No ranking do Índice de Desenvolvimento Humano (IDH) da ONU, a África do Sul ocupa a 129ª posição (o Brasil está em 75º). Segundo um recente relatório do governo, a renda mensal média dos negros aumentou 37,3% desde 1994. No caso dos brancos, entretanto, o aumento foi de 83,5%. Pelo menos 1,5 milhão de famílias vivem em favelas e um quarto dos homens adultos sul-africanos têm Aids. Apesar do surgimento de uma classe média negra, beneficiada pelas políticas de cotas, a maioria ainda vive em situação de extrema pobreza.

Para Lucien Van Der Walt, professor da Universidade de Witwatersrand, em Johannesburgo, o legado de Nelson Mandela nesse sentido é contraditório:

- Mandela foi um dos responsáveis por acabar com o apartheid, mas o governo dele falhou em aplicar a igualdade também na economia, o que só ressaltou as diferenças entre os brancos, que controlam as empresas, e os negros, que ainda lutam para ter acesso a bons empregos.

Segundo Patrick Bond, da Universidade de KwaZulu-Natal, em Durban, os governos do Congresso Nacional Africano, partido de Mandela que está no poder desde 1994, não foram capazes de reverter a herança do apartheid, apesar das políticas de acesso a empregos e distribuição de renda:

- Ao contrário do que vem acontecendo no Brasil, por exemplo, as medidas de bem-estar social do governo não tiveram muito efeito para reduzir a desigualdade na África do Sul. O país passou de um apartheid racial legalizado para um apartheid de classes, e é óbvio que os dois estão muito ligados.

Para Leila Hernandez, professora de história da África na USP, embora o fator econômico seja importante, a própria herança cultural do racismo sul-africano ainda é um dos maiores obstáculos a serem superados.

- Ainda hoje há critérios culturais que bloqueiam a entrada de negros em determinados lugares, como casas noturnas e restaurantes, sobretudo na Cidade do Cabo. Em algumas escolas, na hora do lanche, as crianças brancas fazem brincadeiras separadas das negras. Isso não pode ser atribuído exclusivamente às diferenças econômicas.

Copa do Mundo é "campanha de marketing"

Em 1995, a Copa do Mundo de Rugby, realizada na África do Sul, serviu para unir negros e brancos em torno do objetivo de conquistar o título. A história, retratada no filme Invictus - com Morgan Freeman no papel de Mandela e que estreou no Brasil no mês passado -, tem poucas semelhanças com a Copa do Mundo de 2010, que também acontecerá no país.

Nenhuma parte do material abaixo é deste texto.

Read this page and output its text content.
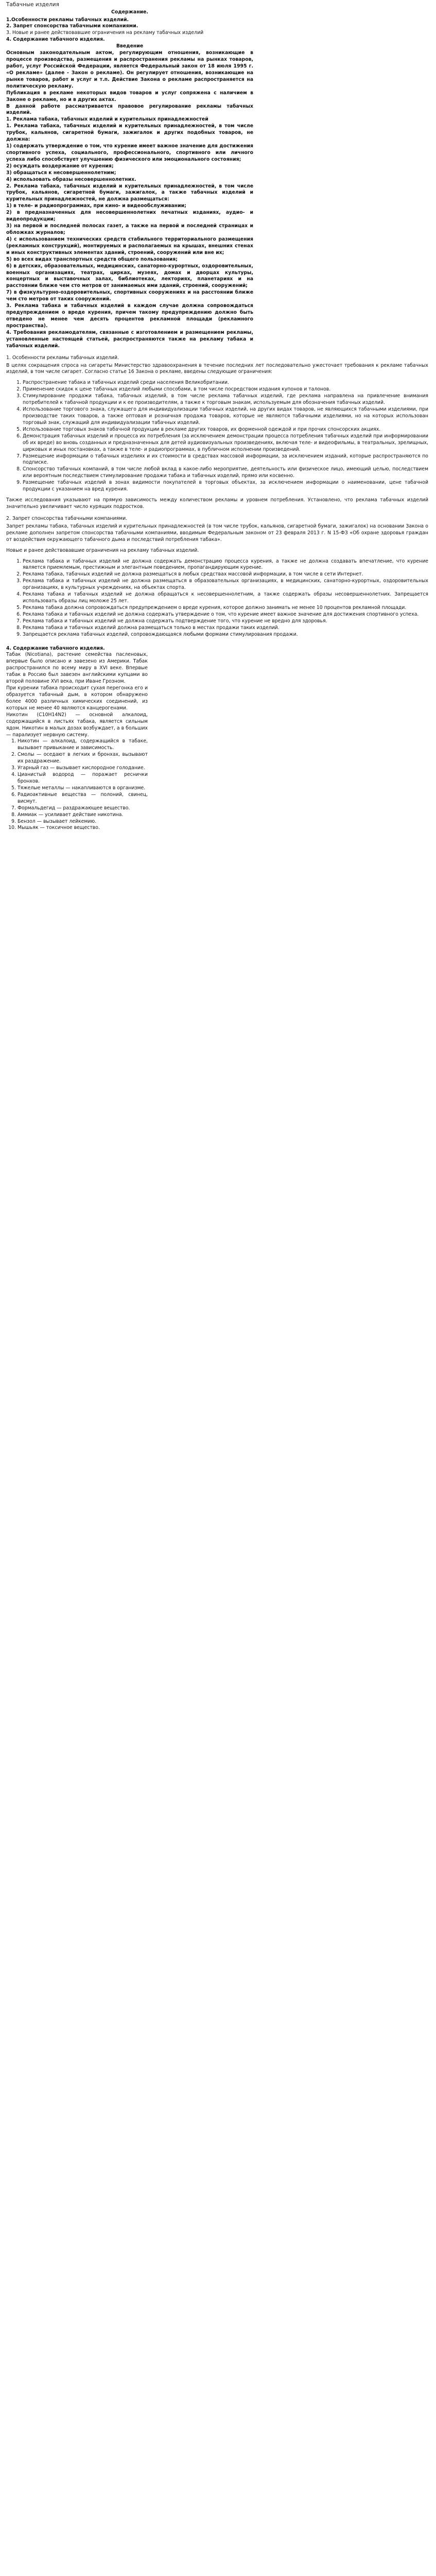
Табачные изделия

Содержание.

1.Особенности рекламы табачных изделий.

2. Запрет спонсорства табачными компаниями.

3. Новые и ранее действовавшие ограничения на рекламу табачных изделий

4. Содержание табачного изделия.

Введение

Основным законодательным актом, регулирующим отношения, возникающие в процессе производства, размещения и распространения рекламы на рынках товаров, работ, услуг Российской Федерации, является Федеральный закон от 18 июля 1995 г. «О рекламе» (далее - Закон о рекламе). Он регулирует отношения, возникающие на рынке товаров, работ и услуг и т.п. Действие Закона о рекламе распространяется на политическую рекламу.

Публикация в рекламе некоторых видов товаров и услуг сопряжена с наличием в Законе о рекламе, но и в других актах.

В данной работе рассматривается правовое регулирование рекламы табачных изделий.

1. Реклама табака, табачных изделий и курительных принадлежностей

1. Реклама табака, табачных изделий и курительных принадлежностей, в том числе трубок, кальянов, сигаретной бумаги, зажигалок и других подобных товаров, не должна:

1) содержать утверждение о том, что курение имеет важное значение для достижения спортивного успеха, социального, профессионального, спортивного или личного успеха либо способствует улучшению физического или эмоционального состояния;

2) осуждать воздержание от курения;

3) обращаться к несовершеннолетним;

4) использовать образы несовершеннолетних.

2. Реклама табака, табачных изделий и курительных принадлежностей, в том числе трубок, кальянов, сигаретной бумаги, зажигалок, а также табачных изделий и курительных принадлежностей, не должна размещаться:

1) в теле- и радиопрограммах, при кино- и видеообслуживании;

2) в предназначенных для несовершеннолетних печатных изданиях, аудио- и видеопродукции;

3) на первой и последней полосах газет, а также на первой и последней страницах и обложках журналов;

4) с использованием технических средств стабильного территориального размещения (рекламных конструкций), монтируемых и располагаемых на крышах, внешних стенах и иных конструктивных элементах зданий, строений, сооружений или вне их;

5) во всех видах транспортных средств общего пользования;

6) в детских, образовательных, медицинских, санаторно-курортных, оздоровительных, военных организациях, театрах, цирках, музеях, домах и дворцах культуры, концертных и выставочных залах, библиотеках, лекториях, планетариях и на расстоянии ближе чем сто метров от занимаемых ими зданий, строений, сооружений;

7) в физкультурно-оздоровительных, спортивных сооружениях и на расстоянии ближе чем сто метров от таких сооружений.

3. Реклама табака и табачных изделий в каждом случае должна сопровождаться предупреждением о вреде курения, причем такому предупреждению должно быть отведено не менее чем десять процентов рекламной площади (рекламного пространства).

4. Требования рекламодателям, связанные с изготовлением и размещением рекламы, установленные настоящей статьей, распространяются также на рекламу табака и табачных изделий.

1. Особенности рекламы табачных изделий.

В целях сокращения спроса на сигареты Министерство здравоохранения в течение последних лет последовательно ужесточает требования к рекламе табачных изделий, в том числе сигарет. Согласно статье 16 Закона о рекламе, введены следующие ограничения:

1. Распространение табака и табачных изделий среди населения Великобритании.
2. Применение скидок к цене табачных изделий любыми способами, в том числе посредством издания купонов и талонов.
3. Стимулирование продажи табака, табачных изделий, в том числе реклама табачных изделий, где реклама направлена на привлечение внимания потребителей к табачной продукции и к ее производителям, а также к торговым знакам, используемым для обозначения табачных изделий.
4. Использование торгового знака, служащего для индивидуализации табачных изделий, на других видах товаров, не являющихся табачными изделиями, при производстве таких товаров, а также оптовая и розничная продажа товаров, которые не являются табачными изделиями, но на которых использован торговый знак, служащий для индивидуализации табачных изделий.
5. Использование торговых знаков табачной продукции в рекламе других товаров, их форменной одеждой и при прочих спонсорских акциях.
6. Демонстрация табачных изделий и процесса их потребления (за исключением демонстрации процесса потребления табачных изделий при информировании об их вреде) во вновь созданных и предназначенных для детей аудиовизуальных произведениях, включая теле- и видеофильмы, в театральных, зрелищных, цирковых и иных постановках, а также в теле- и радиопрограммах, в публичном исполнении произведений.
7. Размещение информации о табачных изделиях и их стоимости в средствах массовой информации, за исключением изданий, которые распространяются по подписке.
8. Спонсорство табачных компаний, в том числе любой вклад в какое-либо мероприятие, деятельность или физическое лицо, имеющий целью, последствием или вероятным последствием стимулирование продажи табака и табачных изделий, прямо или косвенно.
9. Размещение табачных изделий в зонах видимости покупателей в торговых объектах, за исключением информации о наименовании, цене табачной продукции с указанием на вред курения.

Также исследования указывают на прямую зависимость между количеством рекламы и уровнем потребления. Установлено, что реклама табачных изделий значительно увеличивает число курящих подростков.

2. Запрет спонсорства табачными компаниями.

Запрет рекламы табака, табачных изделий и курительных принадлежностей (в том числе трубок, кальянов, сигаретной бумаги, зажигалок) на основании Закона о рекламе дополнен запретом спонсорства табачными компаниями, вводимым Федеральным законом от 23 февраля 2013 г. N 15-ФЗ «Об охране здоровья граждан от воздействия окружающего табачного дыма и последствий потребления табака».

Новые и ранее действовавшие ограничения на рекламу табачных изделий.

1. Реклама табака и табачных изделий не должна содержать демонстрацию процесса курения, а также не должна создавать впечатление, что курение является приемлемым, престижным и элегантным поведением, пропагандирующим курение.
2. Реклама табака, табачных изделий не должна размещаться в любых средствах массовой информации, в том числе в сети Интернет.
3. Реклама табака и табачных изделий не должна размещаться в образовательных организациях, в медицинских, санаторно-курортных, оздоровительных организациях, в культурных учреждениях, на объектах спорта.
4. Реклама табака и табачных изделий не должна обращаться к несовершеннолетним, а также содержать образы несовершеннолетних. Запрещается использовать образы лиц моложе 25 лет.
5. Реклама табака должна сопровождаться предупреждением о вреде курения, которое должно занимать не менее 10 процентов рекламной площади.
6. Реклама табака и табачных изделий не должна содержать утверждение о том, что курение имеет важное значение для достижения спортивного успеха.
7. Реклама табака и табачных изделий не должна содержать подтверждение того, что курение не вредно для здоровья.
8. Реклама табака и табачных изделий должна размещаться только в местах продажи таких изделий.
9. Запрещается реклама табачных изделий, сопровождающаяся любыми формами стимулирования продажи.

4. Содержание табачного изделия.

Табак (Nicotiana), растение семейства пасленовых, впервые было описано и завезено из Америки. Табак распространился по всему миру в XVI веке. Впервые табак в Россию был завезен английскими купцами во второй половине XVI века, при Иване Грозном.

При курении табака происходит сухая перегонка его и образуется табачный дым, в котором обнаружено более 4000 различных химических соединений, из которых не менее 40 являются канцерогенами.

Никотин (C10H14N2) — основной алкалоид, содержащийся в листьях табака, является сильным ядом. Никотин в малых дозах возбуждает, а в больших — парализует нервную систему.

1. Никотин — алкалоид, содержащийся в табаке, вызывает привыкание и зависимость.
2. Смолы — оседают в легких и бронхах, вызывают их раздражение.
3. Угарный газ — вызывает кислородное голодание.
4. Цианистый водород — поражает реснички бронхов.
5. Тяжелые металлы — накапливаются в организме.
6. Радиоактивные вещества — полоний, свинец, висмут.
7. Формальдегид — раздражающее вещество.
8. Аммиак — усиливает действие никотина.
9. Бензол — вызывает лейкемию.
10. Мышьяк — токсичное вещество.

Para os especialistas ouvidos pelo R7, a Copa do Mundo da Fifa terá os efeitos de uma grande campanha de marketing, mas trará poucos benefícios práticos para a população. Na opinião do professor Patrick Bond, os bilhões de dólares gastos na construção de estádios poderiam ter sido mais bem aplicados:

— Em 1995 houve pelo menos um benefício psicológico, de certa união do país. Já a Copa de 2010 terá como resultado apenas uma entrada esporádica de dinheiro e, no fim, deixará grandes elefantes brancos, estádios a que a maioria da população nunca terá acesso.

Embora menos crítico, Van der Walt diz que os riscos de um investimento desse calibre são altos:

- A Copa do Mundo é "branding" (construção de marca), é o país tentando se projetar para fora. Os gastos foram muito grandes e, se essa campanha não atrair investimentos de verdade, será muito ruim e poderá gerar muita revolta.

Segundo o governo da África do Sul, os gastos com a organização da Copa já chegam a quase R$ 4 bilhões, o dobro do previsto inicialmente.